Other members of the Sqirl team, pastry chef Meadow Ramsey and former chef de cuisine Ria Dolly Barbosa, said they contributed to the cookbook as well. Ramos, Ramsey and others were thanked in its pages.
But Barbosa was not mentioned, and she says at least one of her recipes was included in the book: a variation of a crab dish inspired by her childhood.
“That dish specifically is so personal to me,” she said. “When I was little, my parents would take us to San Pedro or Redondo Beach in the summer. We would eat crab with rice and a ton of lemon juice.”
It was particularly painful, she said, to not receive thanks in the book while others did. “Not a peep, not a mention,” she said.
A spokesperson for Koslow said the recipes Barbosa developed were done “at Sqirl, for Sqirl” but that they “evolved before their inclusion in the cookbook ‘Everything I Want to Eat’ and have evolved further since.”
“There is a common misconception that a cookbook is created solely by the person whose name is on the cover,” Maria Zizka, who was hired to cowrite “Everything I Want to Eat,” said in an emailed statement. “That has never been true. Cookbooks are brought to life by large teams of people, and the person whose name is on the cover has a responsibility to be transparent.”

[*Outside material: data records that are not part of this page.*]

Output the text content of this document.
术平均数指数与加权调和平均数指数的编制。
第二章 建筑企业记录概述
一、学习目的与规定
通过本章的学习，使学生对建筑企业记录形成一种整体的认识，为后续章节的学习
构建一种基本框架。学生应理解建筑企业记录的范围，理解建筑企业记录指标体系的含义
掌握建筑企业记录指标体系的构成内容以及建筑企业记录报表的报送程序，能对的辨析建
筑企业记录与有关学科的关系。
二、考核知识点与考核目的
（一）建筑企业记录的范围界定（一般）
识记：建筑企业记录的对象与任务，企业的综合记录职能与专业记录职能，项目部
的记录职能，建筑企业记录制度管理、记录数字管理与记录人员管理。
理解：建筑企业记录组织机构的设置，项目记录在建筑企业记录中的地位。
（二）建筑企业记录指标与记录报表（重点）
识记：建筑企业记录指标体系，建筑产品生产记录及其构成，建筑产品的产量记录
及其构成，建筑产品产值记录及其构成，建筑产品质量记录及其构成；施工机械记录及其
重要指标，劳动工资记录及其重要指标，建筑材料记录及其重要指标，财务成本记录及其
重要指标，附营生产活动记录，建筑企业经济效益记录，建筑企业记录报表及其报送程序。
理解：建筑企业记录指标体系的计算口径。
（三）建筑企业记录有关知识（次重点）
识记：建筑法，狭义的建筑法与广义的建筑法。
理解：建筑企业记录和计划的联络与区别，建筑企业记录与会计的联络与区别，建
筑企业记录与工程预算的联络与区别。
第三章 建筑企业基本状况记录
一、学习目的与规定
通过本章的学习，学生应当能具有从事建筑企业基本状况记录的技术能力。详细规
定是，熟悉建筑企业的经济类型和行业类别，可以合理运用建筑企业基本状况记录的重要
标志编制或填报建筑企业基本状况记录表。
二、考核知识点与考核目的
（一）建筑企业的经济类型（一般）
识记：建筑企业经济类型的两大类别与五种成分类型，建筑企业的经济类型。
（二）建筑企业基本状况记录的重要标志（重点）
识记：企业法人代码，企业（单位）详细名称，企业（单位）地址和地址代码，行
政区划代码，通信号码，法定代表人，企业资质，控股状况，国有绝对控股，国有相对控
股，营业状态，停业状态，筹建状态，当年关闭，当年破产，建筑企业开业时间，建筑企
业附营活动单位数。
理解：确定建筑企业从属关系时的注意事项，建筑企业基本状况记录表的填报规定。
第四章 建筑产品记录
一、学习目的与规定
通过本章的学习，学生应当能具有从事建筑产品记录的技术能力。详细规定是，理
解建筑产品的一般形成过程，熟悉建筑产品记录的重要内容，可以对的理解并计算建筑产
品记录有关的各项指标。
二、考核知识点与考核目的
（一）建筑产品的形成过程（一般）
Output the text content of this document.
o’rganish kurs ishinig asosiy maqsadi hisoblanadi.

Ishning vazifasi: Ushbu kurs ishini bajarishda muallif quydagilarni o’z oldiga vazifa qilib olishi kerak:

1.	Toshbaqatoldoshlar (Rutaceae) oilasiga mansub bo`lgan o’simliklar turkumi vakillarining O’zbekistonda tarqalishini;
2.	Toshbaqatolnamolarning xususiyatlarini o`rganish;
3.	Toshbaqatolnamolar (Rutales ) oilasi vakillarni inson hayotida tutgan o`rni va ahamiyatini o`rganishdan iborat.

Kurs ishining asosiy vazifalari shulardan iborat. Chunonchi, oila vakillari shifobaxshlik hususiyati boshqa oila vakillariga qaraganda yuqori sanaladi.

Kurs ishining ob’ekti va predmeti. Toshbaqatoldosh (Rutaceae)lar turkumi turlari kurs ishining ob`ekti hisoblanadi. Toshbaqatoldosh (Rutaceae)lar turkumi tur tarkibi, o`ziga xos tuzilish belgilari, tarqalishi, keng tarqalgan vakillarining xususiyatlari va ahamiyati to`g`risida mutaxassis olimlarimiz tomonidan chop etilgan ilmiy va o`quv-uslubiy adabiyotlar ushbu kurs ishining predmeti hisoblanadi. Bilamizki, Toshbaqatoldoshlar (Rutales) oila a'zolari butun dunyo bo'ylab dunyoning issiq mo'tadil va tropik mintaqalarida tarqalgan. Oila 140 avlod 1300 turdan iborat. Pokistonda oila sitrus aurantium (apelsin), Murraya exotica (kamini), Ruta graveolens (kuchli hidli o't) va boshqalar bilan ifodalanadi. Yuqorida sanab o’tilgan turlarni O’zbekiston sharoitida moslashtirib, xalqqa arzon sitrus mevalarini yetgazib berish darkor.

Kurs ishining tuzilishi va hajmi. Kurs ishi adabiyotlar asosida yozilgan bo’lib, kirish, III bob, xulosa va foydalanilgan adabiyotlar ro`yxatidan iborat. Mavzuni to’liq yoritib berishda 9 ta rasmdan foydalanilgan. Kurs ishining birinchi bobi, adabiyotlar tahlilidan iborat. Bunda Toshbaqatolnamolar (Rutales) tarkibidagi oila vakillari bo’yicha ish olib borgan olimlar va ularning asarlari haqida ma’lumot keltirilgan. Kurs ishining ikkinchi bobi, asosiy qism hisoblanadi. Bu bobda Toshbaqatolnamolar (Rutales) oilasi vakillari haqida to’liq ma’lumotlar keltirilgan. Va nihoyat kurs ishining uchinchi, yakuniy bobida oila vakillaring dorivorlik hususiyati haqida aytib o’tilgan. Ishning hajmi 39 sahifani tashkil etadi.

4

“I lean pretty heavily toward widely acknowledging the people who should be credited,” said Naomi Pomeroy, chef-owner of Beast in Portland, Ore., and the author of “Taste & Technique: Recipes to Elevate Your Home Cooking.” In the “Desserts & Pastry” section of the book, Pomeroy said she felt a particular need to credit her pastry chef, Ellen Laing. “I not only acknowledged her in the section but I also paid her for her work,” Pomeroy said. “That’s because she was predominantly responsible for developing and testing those recipes.”
Pastry chef Roxana Jullapat, co-owner of Friends & Family, also emphasized a need for transparency when publishing a book that belongs to a particular restaurant or chef. “When it comes to a cookbook, if any of your staff had a hand in it, it wouldn’t feel good if I didn’t share,” she said.
“There is a blessing called the acknowledgments section where you can thank everybody ad nauseam.”